Publication | Open Access
Spatial analysis of HIV infection and associated individual characteristics in Burundi: indications for effective prevention
40
Citations
25
References
2015
Year
Adequate resource allocation is critical in the battle against HIV/AIDS in Africa, requiring alignment with patients’ geographic, social, and behavioral characteristics. The study examined spatial heterogeneity of HIV prevalence in Burundi and evaluated how social and behavioral factors associate with infection while accounting for spatial variation. Using 2010 Demographic and Health Survey data, the authors applied a geostatistical workflow that interpolated HIV prevalence with kernel density estimation, identified high‑ and low‑prevalence clusters via Kulldorff spatial scan statistics, and performed multivariate spatial logistic regression. The analysis revealed a 1.4 % overall prevalence with pronounced spatial heterogeneity (0–10 %), a high‑prevalence cluster in the capital (3.9 % RR 3.7) and a low‑prevalence cluster in the south (0 %), and identified significant associations between HIV infection and female sex, older age, higher education, marital status, wealth, sexual activity, and prior STI, underscoring the need for targeted interventions and supporting UNAIDS’ country‑specific strategy.

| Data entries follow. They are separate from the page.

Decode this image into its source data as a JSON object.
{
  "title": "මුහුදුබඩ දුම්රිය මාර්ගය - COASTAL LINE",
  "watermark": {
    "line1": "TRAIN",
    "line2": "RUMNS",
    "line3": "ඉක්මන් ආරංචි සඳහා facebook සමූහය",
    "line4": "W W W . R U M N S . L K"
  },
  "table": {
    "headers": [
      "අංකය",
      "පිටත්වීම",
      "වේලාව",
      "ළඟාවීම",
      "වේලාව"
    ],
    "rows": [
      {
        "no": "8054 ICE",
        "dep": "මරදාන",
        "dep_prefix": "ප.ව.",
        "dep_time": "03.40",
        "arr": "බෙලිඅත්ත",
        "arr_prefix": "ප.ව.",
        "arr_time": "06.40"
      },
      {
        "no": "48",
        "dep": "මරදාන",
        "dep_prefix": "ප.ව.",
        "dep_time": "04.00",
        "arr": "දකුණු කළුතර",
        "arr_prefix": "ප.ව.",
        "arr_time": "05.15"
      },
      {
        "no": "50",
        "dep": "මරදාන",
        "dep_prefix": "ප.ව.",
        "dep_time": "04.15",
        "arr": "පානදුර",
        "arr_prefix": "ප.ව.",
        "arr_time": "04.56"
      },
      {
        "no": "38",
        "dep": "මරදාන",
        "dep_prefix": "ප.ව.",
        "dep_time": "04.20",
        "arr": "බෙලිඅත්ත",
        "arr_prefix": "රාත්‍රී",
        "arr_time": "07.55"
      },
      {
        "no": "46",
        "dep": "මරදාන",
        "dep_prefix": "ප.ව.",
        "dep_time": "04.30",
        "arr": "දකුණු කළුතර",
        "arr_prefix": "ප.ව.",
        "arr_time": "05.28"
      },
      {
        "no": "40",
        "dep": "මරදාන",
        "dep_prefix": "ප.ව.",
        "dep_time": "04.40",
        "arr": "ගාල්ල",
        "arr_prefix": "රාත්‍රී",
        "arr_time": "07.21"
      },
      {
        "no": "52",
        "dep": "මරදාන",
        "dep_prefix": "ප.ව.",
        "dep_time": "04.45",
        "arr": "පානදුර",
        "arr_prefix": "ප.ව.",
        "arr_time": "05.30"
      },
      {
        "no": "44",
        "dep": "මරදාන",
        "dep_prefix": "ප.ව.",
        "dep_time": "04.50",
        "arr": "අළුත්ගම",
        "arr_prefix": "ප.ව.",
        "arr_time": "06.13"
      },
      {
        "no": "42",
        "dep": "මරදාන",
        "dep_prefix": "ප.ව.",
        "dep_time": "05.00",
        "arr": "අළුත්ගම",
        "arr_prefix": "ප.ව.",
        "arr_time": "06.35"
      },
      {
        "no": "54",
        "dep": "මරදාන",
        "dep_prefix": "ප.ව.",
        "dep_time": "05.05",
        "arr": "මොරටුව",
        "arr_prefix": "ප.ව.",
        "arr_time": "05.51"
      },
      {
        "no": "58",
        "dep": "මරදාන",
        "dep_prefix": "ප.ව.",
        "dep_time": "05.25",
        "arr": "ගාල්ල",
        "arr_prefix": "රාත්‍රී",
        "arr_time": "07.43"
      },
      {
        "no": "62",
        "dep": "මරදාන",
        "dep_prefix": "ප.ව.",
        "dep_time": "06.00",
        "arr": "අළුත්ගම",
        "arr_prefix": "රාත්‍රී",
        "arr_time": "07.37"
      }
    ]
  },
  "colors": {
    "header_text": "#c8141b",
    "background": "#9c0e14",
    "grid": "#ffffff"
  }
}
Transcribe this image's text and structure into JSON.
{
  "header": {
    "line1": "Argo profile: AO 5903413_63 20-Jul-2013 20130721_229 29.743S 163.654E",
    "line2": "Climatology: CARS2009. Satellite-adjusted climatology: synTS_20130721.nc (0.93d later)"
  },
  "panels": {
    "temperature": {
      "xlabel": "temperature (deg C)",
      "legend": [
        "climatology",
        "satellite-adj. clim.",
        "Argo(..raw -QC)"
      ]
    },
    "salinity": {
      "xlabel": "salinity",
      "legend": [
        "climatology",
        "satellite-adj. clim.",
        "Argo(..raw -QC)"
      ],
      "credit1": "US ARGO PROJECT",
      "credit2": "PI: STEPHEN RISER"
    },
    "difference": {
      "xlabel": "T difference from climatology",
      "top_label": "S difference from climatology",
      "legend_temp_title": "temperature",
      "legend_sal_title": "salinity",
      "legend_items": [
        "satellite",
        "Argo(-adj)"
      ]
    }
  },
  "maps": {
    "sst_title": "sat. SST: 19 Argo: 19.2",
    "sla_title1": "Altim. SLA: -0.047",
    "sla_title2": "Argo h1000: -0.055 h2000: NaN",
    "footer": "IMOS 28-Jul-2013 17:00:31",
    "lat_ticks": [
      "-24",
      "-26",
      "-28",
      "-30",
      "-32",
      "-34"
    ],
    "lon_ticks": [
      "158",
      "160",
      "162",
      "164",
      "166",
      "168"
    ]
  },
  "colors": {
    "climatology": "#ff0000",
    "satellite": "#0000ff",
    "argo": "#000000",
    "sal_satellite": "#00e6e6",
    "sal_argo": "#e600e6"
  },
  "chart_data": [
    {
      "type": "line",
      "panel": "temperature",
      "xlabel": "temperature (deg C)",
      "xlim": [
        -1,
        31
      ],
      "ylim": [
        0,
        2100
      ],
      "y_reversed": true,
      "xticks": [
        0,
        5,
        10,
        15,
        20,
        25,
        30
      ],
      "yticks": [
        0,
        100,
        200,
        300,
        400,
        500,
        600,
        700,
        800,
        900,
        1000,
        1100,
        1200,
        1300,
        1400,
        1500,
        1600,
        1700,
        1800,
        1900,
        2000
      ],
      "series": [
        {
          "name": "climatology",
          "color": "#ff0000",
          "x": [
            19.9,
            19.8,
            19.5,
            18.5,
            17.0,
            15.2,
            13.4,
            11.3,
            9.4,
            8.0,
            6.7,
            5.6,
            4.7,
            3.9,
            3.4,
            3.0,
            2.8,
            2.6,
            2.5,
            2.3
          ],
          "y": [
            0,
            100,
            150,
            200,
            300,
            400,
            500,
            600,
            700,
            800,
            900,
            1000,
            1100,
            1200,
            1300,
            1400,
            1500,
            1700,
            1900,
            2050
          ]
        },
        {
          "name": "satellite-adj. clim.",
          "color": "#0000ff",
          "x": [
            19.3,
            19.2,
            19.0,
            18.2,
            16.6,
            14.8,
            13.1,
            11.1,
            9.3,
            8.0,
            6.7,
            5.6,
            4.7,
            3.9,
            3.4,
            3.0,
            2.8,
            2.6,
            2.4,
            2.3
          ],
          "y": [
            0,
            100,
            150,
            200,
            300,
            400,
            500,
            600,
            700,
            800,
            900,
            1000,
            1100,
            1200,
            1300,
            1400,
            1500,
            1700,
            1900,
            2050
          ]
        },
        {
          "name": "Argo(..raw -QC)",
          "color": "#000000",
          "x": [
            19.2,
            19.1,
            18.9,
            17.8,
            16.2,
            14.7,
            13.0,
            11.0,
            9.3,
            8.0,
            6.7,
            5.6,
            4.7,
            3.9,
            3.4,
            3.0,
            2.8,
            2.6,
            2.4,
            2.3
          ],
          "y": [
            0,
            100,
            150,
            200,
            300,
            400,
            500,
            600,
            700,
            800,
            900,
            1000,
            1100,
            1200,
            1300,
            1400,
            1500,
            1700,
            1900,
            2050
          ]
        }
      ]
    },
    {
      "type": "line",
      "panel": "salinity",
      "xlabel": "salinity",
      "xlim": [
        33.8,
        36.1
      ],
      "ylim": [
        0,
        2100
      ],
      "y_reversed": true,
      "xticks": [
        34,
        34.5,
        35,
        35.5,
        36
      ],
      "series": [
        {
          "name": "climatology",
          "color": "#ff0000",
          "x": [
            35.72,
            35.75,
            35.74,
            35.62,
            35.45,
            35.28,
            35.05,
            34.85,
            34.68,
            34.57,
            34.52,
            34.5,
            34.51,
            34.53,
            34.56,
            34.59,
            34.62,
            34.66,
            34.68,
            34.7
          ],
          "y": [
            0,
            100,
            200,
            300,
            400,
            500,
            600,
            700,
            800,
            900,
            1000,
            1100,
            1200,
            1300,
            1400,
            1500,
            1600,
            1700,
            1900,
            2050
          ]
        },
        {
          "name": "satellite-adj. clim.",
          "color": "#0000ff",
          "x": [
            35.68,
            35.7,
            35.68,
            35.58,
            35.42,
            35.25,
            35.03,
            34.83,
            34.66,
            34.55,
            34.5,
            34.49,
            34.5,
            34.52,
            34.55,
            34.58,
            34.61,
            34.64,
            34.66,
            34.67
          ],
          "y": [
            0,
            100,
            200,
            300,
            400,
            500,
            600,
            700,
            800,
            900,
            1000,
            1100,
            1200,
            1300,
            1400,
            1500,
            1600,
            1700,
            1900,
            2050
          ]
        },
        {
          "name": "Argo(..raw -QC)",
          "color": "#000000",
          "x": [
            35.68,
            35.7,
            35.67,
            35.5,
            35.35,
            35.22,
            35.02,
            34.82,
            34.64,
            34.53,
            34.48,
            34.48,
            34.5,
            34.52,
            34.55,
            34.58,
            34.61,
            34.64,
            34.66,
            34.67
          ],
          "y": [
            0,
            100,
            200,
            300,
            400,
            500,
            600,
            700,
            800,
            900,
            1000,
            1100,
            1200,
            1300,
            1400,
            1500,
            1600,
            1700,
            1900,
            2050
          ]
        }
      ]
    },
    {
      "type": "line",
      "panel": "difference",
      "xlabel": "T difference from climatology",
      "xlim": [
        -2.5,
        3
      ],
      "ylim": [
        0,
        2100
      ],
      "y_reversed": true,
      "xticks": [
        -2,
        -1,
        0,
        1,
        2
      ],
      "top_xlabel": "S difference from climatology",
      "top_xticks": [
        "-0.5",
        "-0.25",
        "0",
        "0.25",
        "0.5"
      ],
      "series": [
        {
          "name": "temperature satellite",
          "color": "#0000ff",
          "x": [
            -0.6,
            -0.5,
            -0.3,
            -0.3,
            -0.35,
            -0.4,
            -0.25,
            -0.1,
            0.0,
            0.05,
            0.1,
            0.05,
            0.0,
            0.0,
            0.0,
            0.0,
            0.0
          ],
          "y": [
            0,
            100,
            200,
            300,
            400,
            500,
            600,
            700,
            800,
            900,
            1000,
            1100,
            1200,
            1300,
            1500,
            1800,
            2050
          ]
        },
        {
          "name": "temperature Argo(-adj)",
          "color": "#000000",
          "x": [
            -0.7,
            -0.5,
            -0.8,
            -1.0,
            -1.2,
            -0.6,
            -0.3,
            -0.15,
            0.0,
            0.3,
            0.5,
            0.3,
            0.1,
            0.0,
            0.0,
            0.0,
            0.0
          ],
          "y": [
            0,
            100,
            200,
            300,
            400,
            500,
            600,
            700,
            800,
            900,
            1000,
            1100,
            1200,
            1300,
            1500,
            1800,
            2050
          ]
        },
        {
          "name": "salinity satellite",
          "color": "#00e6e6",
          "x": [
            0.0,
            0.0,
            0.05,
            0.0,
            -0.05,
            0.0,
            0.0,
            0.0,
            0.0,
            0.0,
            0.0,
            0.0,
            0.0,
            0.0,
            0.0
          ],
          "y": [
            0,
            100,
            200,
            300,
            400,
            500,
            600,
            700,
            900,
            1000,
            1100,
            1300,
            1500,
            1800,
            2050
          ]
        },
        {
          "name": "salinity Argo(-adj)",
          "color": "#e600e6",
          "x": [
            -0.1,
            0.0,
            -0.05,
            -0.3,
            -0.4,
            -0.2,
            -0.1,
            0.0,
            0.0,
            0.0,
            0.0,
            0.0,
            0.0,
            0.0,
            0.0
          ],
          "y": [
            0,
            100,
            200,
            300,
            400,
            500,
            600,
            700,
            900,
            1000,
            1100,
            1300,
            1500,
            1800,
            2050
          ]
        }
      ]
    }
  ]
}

Adequate resource allocation is critical in the battle against HIV/AIDS, especially in Africa. The determination of the location and nature of HIV services to implement must comply with the geographic, social and behavioral characteristics of patients. We therefore investigated the spatial heterogeneity of HIV prevalence in Burundi and then assessed the association of social and behavioral characteristics with HIV infection accounting for the spatial heterogeneity.We used data from the 2010 Demographic and Health Survey. We analyzed these data with a geostatistical approach (which takes into account spatial autocorrelation) by i) interpolating HIV data using the kernel density estimation, ii) identifying the spatial clusters with high and low HIV prevalence using the Kulldorff spatial scan statistics, and then iii) performing a multivariate spatial logistic regression.Overall HIV prevalence was 1.4 %. The interpolated data showed the great spatial heterogeneity of HIV prevalence (from 0 to 10 %), independently of administrative boundaries. A cluster with high HIV prevalence was found in the capital city and adjacent areas (3.9 %; relative risk 3.7, p < 0.001) whereas a cluster with low prevalence straddled two southern provinces (0 %; p = 0.02). By multivariate spatial analysis, HIV infection was significantly associated with the female sex (posterior odds ratio [POR] 1.36, 95 % credible interval [CrI] 1.13-1.64), an older age (POR 1.97, 95 % CrI 1.26-3.08), the level of education (POR 1.50, 95 % CrI 1.22-1.84), the marital status (POR 1.86, 95 % CrI 1.23-2.80), a higher wealth index (POR 2.11, 95 % CrI 1.77-2.51), the sexual activity (POR 1.76, 95 % CrI 1.04-2.96), and a history of sexually transmitted infection (POR 2.03, 95 % CrI 1.56-2.64).Our study, which shows where and towards which populations HIV resources should be allocated, could help national health policy makers develop an effective HIV intervention in Burundi. Our findings support the strategy of the Joint United Nations Programme on HIV/AIDS (UNAIDS) for country-specific, in-depth analyses of HIV epidemics to tailor national prevention responses.